Human rights discourse is often mobilized to justify and reproduce economic inequities through the creation and development of social and governmental institutions for use in developing countries. Tariq Ali said eloquently in his book Pirates of the Caribbean — Axis of Hope, “the pillars of the new global order [Washington Consensus] were viewed as almost divine institutions whose authority derived from the mere fact of their existence: a global corporation is beneficial because it is a global corporation and it is a global corporation because it is beneficial. In reality, this logic had to be imposed by NATO’s eastward expansion and a network of US military bases in a hundred and twenty-one countries.” Naturally, human rights language obfuscated the nature of this global order and gave it an image of divinity, or at least, the humanitarian. Anghie stated in his book that, ”human rights is the one area of international law that is explicitly committed to the protection and furtherance of human dignity. Globalization, with the inequalities it promotes, challenges if not threatens the integrity of human rights law, precisely because it uses human rights as a means of furthering itself.”(Anghie 2005). The mobilization of this discourse through the Washington Consensus has had both creative and destructive force within human rights discourse and international law. It’s built the image of the global order and destroyed the soul of human rights. Anghie quoted Baxi whom stated, ”I believe that the paradigm of the Universal Declaration of Human Rights is being steadily supplanted by a trade-friendly, market-friendly, human rights paradigm. This new paradigm reverses the notion that universal human rights are designed for the dignity and well being of human beings and insists, instead, upon the promotion and protection of the collective rights of global capital in ways that justify’ corporate well being and dignity over that of the human person”

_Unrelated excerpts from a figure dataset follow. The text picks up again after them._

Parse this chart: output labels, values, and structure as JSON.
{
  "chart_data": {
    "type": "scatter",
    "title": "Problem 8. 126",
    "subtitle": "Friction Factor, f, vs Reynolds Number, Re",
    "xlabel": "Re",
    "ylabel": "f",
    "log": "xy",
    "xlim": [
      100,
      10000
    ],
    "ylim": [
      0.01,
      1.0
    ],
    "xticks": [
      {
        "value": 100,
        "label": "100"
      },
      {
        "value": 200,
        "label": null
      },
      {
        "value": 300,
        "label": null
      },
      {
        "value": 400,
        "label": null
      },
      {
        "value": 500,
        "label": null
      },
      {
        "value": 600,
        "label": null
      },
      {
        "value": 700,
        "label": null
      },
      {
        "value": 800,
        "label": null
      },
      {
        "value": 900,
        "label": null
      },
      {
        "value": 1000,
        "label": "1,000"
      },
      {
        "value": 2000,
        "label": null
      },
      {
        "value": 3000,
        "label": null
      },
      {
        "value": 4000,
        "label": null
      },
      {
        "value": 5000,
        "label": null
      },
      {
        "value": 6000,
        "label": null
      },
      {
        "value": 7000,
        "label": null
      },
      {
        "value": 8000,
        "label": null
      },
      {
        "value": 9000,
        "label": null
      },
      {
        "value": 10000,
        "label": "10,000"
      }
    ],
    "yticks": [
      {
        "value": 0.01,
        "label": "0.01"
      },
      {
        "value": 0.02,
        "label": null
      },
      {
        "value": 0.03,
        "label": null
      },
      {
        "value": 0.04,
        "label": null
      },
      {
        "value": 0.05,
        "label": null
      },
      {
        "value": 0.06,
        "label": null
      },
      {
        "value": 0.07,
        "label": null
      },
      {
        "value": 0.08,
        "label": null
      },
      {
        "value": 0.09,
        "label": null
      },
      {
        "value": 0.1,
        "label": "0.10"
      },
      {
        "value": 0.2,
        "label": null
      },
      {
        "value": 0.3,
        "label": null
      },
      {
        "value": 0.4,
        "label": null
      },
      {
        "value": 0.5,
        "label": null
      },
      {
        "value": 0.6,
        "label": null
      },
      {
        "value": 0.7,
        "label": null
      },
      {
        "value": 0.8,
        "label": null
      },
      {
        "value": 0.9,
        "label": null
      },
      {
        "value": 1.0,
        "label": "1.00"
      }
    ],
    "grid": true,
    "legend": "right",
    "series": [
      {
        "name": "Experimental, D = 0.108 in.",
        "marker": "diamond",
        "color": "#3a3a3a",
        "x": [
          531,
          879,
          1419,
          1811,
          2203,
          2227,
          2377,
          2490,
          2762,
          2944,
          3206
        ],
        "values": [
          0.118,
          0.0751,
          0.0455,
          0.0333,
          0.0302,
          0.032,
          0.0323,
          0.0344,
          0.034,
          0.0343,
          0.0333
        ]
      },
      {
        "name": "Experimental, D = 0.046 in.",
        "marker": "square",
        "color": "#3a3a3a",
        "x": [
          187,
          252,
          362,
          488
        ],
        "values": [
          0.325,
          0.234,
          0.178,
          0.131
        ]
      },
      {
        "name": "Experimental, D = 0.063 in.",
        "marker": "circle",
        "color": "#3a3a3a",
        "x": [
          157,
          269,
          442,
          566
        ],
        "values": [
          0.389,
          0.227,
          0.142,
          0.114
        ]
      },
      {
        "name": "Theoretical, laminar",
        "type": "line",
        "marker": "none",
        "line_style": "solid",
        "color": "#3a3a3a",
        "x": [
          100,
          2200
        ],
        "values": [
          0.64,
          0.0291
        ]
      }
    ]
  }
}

This is such an interesting insight into how positive notions of human rights can be used to reproduce inequalities between the global south and north. Maybe this is why there is such a large group of individuals and academics that fully support some SAP’s and other economic reformations and don’t feel guilty about it. I often try to understand why people would want to enforce economic structures that produce such inequality. While I haven’t read any Hayek or Friedman, I’ve read plenty of criticism. Critiquing and dismantling the capitalist system almost seems a necessity. Re-framing the world and discourse through lenses that do not involve the global capitalist system, but instead focuses on the importance of equality, health, and human rights — for humans.
But how do we re-frame? Through books like Anghie’s and other post-colonial theorists we learn the ”other” story — the story of the rest of the world that is subjugated through colonial and imperialist practices. The first step in re-framing is education. By learning the story we can see how it manifests today. By acknowledging the problem we can take steps to promote and create laws that will restructure the world for the better. And this would manifest by decreasing the power of global capital and returning it to the people of the world.
Anghie, A. (2005). Imperialism, sovereignty, and the making of international law. Cambridge, UK; New York, NY, Cambridge University Press. 256
Upendra Baxi, Voices of Suffering and the Future of Human Rights, 8 Transnational Law and Contemporary Problems 163–164 (1998), 125–169.